Bastava a gente chegar e ele vinha com tudo. A gente nem precisava pedir. Nem era mais garçom, era o parceiro, o grande amigo. Sua grande marca estava na cara, quer dizer, na grata maneira de nos receber juntando os lábios em um esgar que perdurava até a gente ir embora. Acho que nem sóbrio eu lembro de ter conseguido ver um de seus dentes.
Não tem muito tempo que ele anda sumido, dizem que seu coração o levou a abandonar o barco, melhor dizendo, o bar, onde religiosamente nos reunimos todos os dias, santos ou não. O pior é que a falta dele deixou um vazio. O que é de se estranhar porque nem nosso copo ficava vazio quando ele estava por perto, a todo momento lá vinha ele nos abastecendo.
Mas, não tinha melhor hora para ele cuidar das coisas do coração. Sim, é duro, mas a gente entende, pois é no bar que todo mundo vira mais que amigo, vira irmão, tá certo que diz besteira, joga conversa fora, mas na maioria das vezes o assunto fala de coisas da vida, e invariavelmente tomba, extasiado, para o lado feminino.
Em um desses papos, ele revelou que as coisas não íam lá muito bem com a cara metade. E considerando o corpito da companheira, fica a certeza que ela é mais metade do que cara.
O problema é que nossa mente, já um tanto alterada pelo efeito do álcool, criou um filme romântico, principalmente quando o dono do bar resumiu seu desaparecimento com o aviso: "Ele foi tratar das coisas do coração!". E o plantão de fofocas rapidamente entrou em ação. Todo mundo queria saber quem era a felizarda que arrebatou seu singelo coração.

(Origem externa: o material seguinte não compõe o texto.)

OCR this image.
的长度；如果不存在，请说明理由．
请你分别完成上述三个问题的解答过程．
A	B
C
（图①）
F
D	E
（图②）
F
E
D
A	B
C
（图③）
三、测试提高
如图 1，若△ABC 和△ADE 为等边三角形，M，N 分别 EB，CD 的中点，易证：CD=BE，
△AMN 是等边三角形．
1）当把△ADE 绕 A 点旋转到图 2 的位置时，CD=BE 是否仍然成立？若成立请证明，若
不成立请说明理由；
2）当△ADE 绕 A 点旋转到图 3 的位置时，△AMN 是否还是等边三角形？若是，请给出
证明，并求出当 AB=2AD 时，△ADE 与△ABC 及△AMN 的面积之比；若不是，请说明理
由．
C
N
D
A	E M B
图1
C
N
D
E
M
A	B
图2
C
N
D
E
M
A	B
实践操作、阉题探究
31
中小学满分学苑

Mas, por que abandonar todos nós? Há tempos somos seus maiores companheiros. Tá certo que nós homens detestamos perder um parceiro vitalício para um rabo de saia. Mas, a mulherada foi uníssona em solidariedade. _"Ele merece, é um bom camarada, e precisa ser feliz!" - disse uma, e a outra logo emendou: 'Que lindo, o garcom apaixonado!" Se elas estavam certas? Não tenho ideia, mas esse cara vivia para nos servir, e precisava de um doce refresco.
Duas noites atrás, descobrimos que seu coração era tão agitado quanto suas pernas, que não cansavam de correr de um lado a outro do bar. Mas, verdades precisam ser ditas: Ninguém manda no próprio coração! E não é que encontramos sua mulher sentada na mesa do bar, meio cabisbaixa, e nos acercamos para perguntar, discretamente, o que ocorreu.

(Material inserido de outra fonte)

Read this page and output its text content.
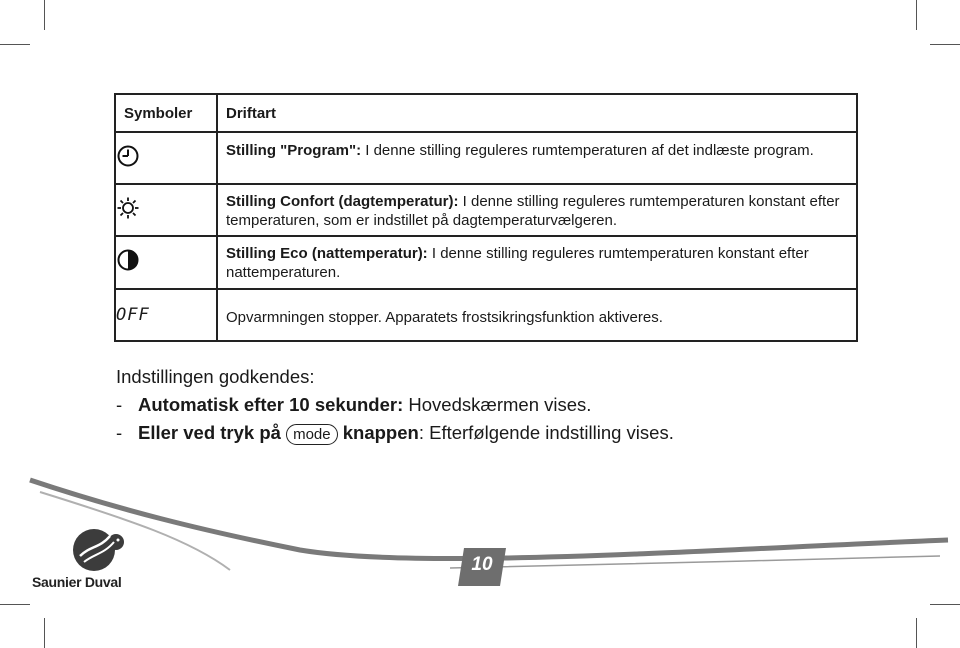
Symboler	Driftart
	Stilling "Program": I denne stilling reguleres rumtemperaturen af det indlæste program.
	Stilling Confort (dagtemperatur): I denne stilling reguleres rumtemperaturen konstant efter temperaturen, som er indstillet på dagtemperaturvælgeren.
	Stilling Eco (nattemperatur): I denne stilling reguleres rumtemperaturen konstant efter nattemperaturen.
OFF	Opvarmningen stopper. Apparatets frostsikringsfunktion aktiveres.
Indstillingen godkendes:
- Automatisk efter 10 sekunder: Hovedskærmen vises.
- Eller ved tryk på mode knappen: Efterfølgende indstilling vises.
Saunier Duval
10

Uma das meninas usou toda sua sabedoria etílica para explicar como o coração dispara, e mais um monte de abobrinhas sinistras na tentativa de consolar aquela mulher, que entre um gole e outro revelou que o coração dele estava disparando sim, mas de medo, principalmente quando iam ao cardiologista para um exame ou outro.
Foi aí que descobrimos que o coração do amigo sofreu um ataque, do tipo quase fulminante, mas graças aos céus estava se recuperando, depois de um período de repouso e uma bateria de remédios.
O bom é que ele não vai ficar longe da gente, seu coração que quase lhe tirou a vida foi responsável pela sua promoção. O dono já declarou: "_Ele vai abrilhantar o caixa" e vem com algo a mais no coração, alguns stents e uma velha veia meso entupida, meso desbloqueada, mas, felizmente, são e salvo.
O garçom é sim um apaixonado, mas pela cara metade, pelo trabalho, pela vida, pela gente, e vai voltar com um coração ainda mais enorme para seguir alegrando o nosso.